しかし理想は、バスケファンを取り合うのではなく、4チームが協力して愛知のバスケ界を盛り上げること。そのための橋渡し役を、麒麟の田村さんは薩長同盟の立役者のひとりである “坂本龍馬” に例えたのだ。その役割を担おうと、山田は愛B🏀cafeを立ち上げた。
ライターは、取材して記事を書くのが一般的なので、自らメディアを立ち上げるケースは極めて稀だ。山田は利益を度外視しているわけではないが、メディア運営のいちばんの目的を「愛知のバスケを盛り上げること」に置いている。それほどまでに情熱を傾けられる理由は何なのか? 一言でいうと、スポーツの力に圧倒された経験があるからだ。きっかけは、バスケットボールではなくサッカーだった。話は大学時代まで遡る。
スポーツがつくり出すカルチャーが好き
山田は大学を卒業後、アート系の専門学校に入学してデザインや写真を学んだ。その中でも特に写真に没頭し、その道で食べていくことを目指す。卒業時に担当の先生に言われた「写真を仕事にするなら、ドキュメンタリーという方法もある」という言葉を受け、それに従った。そこで題材として選んだのが、女子サッカーだった。
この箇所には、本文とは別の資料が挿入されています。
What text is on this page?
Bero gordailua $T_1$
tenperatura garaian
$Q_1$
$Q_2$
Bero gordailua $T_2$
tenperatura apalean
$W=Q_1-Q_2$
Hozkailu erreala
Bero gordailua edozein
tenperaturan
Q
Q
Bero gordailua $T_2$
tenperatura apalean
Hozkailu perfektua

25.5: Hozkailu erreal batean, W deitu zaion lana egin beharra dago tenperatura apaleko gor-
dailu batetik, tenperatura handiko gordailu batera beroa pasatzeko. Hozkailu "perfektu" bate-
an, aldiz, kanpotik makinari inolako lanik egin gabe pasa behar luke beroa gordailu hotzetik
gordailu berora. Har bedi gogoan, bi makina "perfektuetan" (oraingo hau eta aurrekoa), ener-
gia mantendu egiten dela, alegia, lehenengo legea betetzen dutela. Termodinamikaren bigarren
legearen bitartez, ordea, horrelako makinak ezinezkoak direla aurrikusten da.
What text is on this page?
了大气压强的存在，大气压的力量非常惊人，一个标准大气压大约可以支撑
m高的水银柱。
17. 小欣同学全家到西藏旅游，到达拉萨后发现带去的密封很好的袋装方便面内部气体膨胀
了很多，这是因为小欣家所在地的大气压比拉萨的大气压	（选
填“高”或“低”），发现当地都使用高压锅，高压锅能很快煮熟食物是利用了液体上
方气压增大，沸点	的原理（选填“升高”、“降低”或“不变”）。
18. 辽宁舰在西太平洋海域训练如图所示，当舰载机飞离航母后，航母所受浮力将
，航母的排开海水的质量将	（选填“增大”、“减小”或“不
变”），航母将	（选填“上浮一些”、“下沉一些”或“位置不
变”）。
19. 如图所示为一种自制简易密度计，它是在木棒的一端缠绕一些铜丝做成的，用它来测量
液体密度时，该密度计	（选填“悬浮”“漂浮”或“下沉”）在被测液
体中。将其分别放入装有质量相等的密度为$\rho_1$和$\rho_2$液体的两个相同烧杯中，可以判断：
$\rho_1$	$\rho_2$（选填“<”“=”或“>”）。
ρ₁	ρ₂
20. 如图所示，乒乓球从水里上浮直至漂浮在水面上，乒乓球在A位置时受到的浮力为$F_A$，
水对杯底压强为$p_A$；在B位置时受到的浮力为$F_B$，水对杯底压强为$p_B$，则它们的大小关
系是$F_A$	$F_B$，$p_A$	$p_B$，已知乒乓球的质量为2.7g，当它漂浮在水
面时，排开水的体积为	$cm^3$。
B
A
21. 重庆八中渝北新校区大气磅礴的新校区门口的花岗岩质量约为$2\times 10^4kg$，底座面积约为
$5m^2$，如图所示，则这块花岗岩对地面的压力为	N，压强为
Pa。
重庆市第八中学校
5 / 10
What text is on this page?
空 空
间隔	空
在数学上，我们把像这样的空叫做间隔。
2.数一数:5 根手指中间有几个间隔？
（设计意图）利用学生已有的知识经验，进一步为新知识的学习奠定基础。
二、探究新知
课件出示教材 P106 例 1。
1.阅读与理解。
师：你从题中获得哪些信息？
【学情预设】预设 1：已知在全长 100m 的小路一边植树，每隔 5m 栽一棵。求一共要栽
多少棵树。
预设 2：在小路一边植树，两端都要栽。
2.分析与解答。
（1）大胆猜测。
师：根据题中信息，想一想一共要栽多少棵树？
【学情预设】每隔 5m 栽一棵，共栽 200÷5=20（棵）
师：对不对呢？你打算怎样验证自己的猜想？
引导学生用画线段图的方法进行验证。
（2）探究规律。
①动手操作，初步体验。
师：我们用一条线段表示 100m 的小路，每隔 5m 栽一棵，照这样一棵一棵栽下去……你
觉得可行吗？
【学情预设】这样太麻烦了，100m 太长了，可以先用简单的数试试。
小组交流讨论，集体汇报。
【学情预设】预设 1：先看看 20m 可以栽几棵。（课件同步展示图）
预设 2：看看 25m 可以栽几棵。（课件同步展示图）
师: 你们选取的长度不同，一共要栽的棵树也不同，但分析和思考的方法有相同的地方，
「もともとサッカーが好きだったことも選んだ理由なのですが、偶然テレビで『女子サッカーの日本代表選手の大半が、仕事やアルバイトをしながらプレーしている』というニュースを見たことも大きいです。日の丸を背負っている選手でも、サッカーだけでは食べていけないんだと驚きました。何が彼女たちの原動力なのか? それを知りたかったので彼女たちを追ってドキュメンタリーをつくりたいと思ったんです」
さっそく山田は、日本代表選手が所属するチームに連絡を取り「ぜひ選手たちを撮影させてください」と頼みにいったところ、快諾してもらった。そこからは手弁当で女子サッカーを追いかける日々が始まる。とはいえ、それだけでは食べていけないため、平日は働きながら、土日はカメラマンとして活動していた。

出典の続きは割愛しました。